O recurso é tempestivo e, presentes os demais pressupostos de admissibilidade, merece conhecimento.

Trata-se de recurso interposto por MICHELE JOSE AROZI, candidata ao cargo de vereadora no Município de Sapucaia do Sul, contra sentença do Juízo da 108ª Zona Eleitoral que desaprovou suas contas de campanha, relativas às eleições 2020, em razão de irregularidade em gastos efetuados com verbas do Fundo Especial de Financiamento de Campanha – FEFC. A decisão hostilizada determinou o recolhimento do valor de R$ 3.790,62 ao Tesouro Nacional.

Os gastos apontados como irregulares são: (1) R$ 600,00, em 29.10.2020; (2) R$ 500,00, em 23.10.2020; (3) R$ 1.100,00, em 27.10.2020; (4) R$ 490,62, em 29.10.2020; e (5) R$ 1.100,00, em 03.11.2020.

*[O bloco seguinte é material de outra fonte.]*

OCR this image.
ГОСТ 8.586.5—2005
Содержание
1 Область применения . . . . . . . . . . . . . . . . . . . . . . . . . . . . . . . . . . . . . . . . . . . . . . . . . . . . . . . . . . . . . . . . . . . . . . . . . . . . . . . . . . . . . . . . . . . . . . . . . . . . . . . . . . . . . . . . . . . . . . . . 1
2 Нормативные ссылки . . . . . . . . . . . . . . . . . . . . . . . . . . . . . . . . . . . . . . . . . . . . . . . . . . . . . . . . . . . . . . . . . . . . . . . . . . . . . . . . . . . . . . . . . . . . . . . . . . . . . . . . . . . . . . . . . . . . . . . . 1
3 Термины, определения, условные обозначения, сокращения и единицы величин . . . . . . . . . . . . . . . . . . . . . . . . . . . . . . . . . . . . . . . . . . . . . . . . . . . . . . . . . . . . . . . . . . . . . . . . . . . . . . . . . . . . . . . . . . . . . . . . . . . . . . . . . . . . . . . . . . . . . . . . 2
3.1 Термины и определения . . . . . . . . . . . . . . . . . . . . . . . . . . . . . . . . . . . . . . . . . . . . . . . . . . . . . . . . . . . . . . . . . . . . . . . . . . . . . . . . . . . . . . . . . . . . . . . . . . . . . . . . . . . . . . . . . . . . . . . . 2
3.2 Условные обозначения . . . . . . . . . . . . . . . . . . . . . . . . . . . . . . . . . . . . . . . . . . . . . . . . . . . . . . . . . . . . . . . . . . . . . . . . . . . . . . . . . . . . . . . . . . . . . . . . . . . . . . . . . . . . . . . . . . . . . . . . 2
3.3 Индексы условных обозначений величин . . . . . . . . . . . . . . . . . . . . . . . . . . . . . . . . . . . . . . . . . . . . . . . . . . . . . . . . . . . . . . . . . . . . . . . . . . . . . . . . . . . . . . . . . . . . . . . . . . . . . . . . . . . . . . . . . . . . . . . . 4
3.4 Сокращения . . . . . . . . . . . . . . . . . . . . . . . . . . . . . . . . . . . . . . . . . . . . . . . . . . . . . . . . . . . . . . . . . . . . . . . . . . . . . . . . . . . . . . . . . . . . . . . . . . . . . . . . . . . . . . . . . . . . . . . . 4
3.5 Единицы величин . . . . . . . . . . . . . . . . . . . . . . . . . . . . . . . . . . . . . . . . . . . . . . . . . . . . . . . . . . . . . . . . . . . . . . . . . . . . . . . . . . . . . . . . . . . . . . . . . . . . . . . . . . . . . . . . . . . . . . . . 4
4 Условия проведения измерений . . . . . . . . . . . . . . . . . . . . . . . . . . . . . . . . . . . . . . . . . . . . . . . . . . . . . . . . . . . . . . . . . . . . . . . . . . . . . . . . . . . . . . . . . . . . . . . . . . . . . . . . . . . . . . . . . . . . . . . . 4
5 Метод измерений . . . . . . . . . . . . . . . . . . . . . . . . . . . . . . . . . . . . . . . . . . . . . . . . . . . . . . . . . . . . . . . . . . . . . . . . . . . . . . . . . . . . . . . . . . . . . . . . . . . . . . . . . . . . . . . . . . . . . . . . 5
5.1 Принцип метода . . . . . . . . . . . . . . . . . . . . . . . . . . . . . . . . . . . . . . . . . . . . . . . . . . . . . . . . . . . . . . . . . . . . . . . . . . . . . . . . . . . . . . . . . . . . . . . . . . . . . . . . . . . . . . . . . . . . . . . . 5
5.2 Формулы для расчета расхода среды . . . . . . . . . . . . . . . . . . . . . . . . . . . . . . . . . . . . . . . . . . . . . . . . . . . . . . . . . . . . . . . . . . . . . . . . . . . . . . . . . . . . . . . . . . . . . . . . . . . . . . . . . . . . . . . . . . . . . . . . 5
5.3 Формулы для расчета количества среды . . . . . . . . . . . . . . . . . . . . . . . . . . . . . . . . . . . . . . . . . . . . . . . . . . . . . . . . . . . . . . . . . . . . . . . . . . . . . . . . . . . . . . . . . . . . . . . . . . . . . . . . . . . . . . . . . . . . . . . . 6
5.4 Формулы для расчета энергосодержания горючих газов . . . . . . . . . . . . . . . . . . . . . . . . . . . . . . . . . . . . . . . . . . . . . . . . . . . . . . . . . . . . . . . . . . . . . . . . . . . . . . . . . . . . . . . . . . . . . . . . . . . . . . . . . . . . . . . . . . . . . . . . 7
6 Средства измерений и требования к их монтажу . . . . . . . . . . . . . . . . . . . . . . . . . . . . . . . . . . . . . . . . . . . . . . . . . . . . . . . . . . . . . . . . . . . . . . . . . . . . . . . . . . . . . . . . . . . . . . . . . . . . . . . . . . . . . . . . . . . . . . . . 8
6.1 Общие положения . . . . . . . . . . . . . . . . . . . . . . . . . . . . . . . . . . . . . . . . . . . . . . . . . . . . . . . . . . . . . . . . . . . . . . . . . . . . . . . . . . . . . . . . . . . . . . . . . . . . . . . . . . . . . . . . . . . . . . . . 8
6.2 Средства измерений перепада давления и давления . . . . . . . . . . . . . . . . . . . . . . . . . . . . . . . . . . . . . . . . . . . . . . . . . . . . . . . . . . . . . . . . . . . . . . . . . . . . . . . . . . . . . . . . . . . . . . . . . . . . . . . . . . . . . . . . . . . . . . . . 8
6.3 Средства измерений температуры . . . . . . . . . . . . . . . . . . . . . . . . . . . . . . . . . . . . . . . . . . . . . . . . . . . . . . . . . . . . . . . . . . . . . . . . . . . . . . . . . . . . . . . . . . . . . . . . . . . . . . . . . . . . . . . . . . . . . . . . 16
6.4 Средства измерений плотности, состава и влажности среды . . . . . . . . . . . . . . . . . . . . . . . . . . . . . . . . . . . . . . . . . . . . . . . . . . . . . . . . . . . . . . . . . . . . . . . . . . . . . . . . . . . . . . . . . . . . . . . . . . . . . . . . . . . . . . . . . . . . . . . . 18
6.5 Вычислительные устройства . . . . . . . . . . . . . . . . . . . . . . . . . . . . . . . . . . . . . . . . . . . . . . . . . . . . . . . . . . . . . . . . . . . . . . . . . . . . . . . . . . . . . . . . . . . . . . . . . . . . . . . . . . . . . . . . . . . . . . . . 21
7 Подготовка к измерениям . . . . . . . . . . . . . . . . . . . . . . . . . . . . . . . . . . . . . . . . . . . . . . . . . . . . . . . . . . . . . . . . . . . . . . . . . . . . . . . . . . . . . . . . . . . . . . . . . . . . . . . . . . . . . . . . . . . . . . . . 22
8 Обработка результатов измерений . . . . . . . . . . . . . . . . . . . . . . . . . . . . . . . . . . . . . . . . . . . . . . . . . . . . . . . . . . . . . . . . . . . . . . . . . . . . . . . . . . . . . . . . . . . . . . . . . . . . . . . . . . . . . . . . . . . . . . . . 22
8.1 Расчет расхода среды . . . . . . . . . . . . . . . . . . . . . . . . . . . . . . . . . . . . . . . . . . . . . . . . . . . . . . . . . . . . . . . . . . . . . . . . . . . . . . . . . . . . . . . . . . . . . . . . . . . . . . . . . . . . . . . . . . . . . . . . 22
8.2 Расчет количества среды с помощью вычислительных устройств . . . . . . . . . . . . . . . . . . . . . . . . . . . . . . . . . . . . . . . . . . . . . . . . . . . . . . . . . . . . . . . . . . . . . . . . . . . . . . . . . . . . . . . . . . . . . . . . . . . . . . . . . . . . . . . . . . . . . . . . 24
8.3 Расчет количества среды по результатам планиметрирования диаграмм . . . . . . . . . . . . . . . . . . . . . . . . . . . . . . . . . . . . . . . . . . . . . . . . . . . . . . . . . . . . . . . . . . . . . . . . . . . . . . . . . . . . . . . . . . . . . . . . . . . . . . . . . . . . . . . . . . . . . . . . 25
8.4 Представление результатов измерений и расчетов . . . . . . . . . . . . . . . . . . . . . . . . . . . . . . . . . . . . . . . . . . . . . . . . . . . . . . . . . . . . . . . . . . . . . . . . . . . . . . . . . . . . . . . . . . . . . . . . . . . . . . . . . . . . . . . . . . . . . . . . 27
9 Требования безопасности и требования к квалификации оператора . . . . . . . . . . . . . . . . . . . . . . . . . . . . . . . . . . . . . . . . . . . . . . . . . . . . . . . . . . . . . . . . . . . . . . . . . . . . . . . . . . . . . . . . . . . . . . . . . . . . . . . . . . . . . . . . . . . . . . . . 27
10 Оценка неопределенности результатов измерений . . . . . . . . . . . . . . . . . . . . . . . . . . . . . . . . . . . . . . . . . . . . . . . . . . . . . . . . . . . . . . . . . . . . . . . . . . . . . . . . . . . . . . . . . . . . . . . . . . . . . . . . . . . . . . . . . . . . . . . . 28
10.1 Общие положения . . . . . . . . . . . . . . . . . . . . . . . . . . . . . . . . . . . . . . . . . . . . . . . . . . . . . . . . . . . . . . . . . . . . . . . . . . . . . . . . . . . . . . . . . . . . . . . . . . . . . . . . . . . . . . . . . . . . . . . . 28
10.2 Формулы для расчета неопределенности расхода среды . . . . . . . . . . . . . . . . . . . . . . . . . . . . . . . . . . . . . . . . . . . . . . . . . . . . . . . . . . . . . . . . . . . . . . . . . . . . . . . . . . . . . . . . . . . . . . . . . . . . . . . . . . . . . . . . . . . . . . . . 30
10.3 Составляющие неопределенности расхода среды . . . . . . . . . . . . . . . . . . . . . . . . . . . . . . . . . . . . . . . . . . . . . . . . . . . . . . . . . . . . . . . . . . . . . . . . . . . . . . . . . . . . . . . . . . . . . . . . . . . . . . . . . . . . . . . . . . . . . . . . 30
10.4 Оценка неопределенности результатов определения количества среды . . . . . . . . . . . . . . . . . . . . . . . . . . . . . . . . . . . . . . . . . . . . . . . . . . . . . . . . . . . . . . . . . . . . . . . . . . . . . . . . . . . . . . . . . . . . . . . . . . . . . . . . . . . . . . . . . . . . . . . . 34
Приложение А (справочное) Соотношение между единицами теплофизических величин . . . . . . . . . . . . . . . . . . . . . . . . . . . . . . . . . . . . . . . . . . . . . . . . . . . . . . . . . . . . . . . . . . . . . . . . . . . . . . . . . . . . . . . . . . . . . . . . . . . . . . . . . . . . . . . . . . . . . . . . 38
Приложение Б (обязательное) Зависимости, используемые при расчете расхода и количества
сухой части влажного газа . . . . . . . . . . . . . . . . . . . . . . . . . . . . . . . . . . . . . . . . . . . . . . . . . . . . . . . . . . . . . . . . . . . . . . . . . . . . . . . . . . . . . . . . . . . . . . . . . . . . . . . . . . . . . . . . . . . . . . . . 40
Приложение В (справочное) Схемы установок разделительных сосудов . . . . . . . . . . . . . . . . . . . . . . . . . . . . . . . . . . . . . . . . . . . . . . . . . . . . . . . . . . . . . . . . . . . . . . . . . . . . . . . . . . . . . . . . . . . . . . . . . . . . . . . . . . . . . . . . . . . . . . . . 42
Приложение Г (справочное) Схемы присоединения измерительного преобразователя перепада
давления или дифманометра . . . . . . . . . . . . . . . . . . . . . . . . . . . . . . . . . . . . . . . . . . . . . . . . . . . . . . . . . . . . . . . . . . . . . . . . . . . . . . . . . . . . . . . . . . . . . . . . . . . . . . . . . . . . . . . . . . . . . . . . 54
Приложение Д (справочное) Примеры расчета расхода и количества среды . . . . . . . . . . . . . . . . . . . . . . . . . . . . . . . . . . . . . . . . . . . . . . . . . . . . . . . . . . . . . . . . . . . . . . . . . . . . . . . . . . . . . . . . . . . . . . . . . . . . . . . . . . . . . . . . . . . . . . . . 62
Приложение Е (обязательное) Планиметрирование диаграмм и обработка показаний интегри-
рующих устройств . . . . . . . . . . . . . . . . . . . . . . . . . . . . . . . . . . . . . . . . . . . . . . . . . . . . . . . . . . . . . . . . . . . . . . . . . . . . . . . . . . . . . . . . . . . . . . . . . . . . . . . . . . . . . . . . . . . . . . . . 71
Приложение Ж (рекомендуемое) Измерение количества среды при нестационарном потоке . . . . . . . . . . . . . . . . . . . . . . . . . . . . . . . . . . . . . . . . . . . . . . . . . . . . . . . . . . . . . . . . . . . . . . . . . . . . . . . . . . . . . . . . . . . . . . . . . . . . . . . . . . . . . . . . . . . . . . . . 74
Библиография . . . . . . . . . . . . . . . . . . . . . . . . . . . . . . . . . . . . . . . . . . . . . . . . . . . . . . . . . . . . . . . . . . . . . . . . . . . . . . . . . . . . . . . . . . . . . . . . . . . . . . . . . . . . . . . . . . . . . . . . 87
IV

Com efeito, verifico que o conjunto probatório não oferece cópia dos cheques nominais e cruzados utilizados para os pagamentos, e os extratos bancários somente identificam a contraparte sacadora “MARIA MARILENE S MALGAREZI” para os dois cheques emitidos no valor de R$ 1.100,00, estando os demais sem qualquer identificação.

A situação é regulamentada pelo art. 38 da Resolução n. 23.607/19, o qual determina:

Art. 38. Os gastos eleitorais de natureza financeira, ressalvados os de pequeno vulto previstos no art. 39 e o disposto no § 4º do art. 8º, ambos desta Resolução, só podem ser efetuados por meio de:

I - cheque nominal cruzado;

II - transferência bancária que identifique o CPF ou CNPJ do beneficiário;

III - débito em conta; ou

IV - cartão de débito da conta bancária.

 

Com o intuito de comprovar a regularidade na quitação das despesas, a parte recorrente sustenta que “houve pagamento dos valores às pessoas a que se destinam, tanto é que elas assinaram comprovantes de recebimento, os valores aparecem nos extratos bancários”.

Observo, desde já, que apenas a referência aos recibos e ao registro do valor da despesa no extrato bancário não atende à exigência de comprovação segura da aplicação das verbas usadas na campanha eleitoral, a qual se faz mediante documentos idôneos, corretamente preenchidos e movimentados como determinam as regras eleitorais, nos termos dos arts. 53, inc. II, al. "c", e 60, caput, da Resolução TSE n. 23.607/19.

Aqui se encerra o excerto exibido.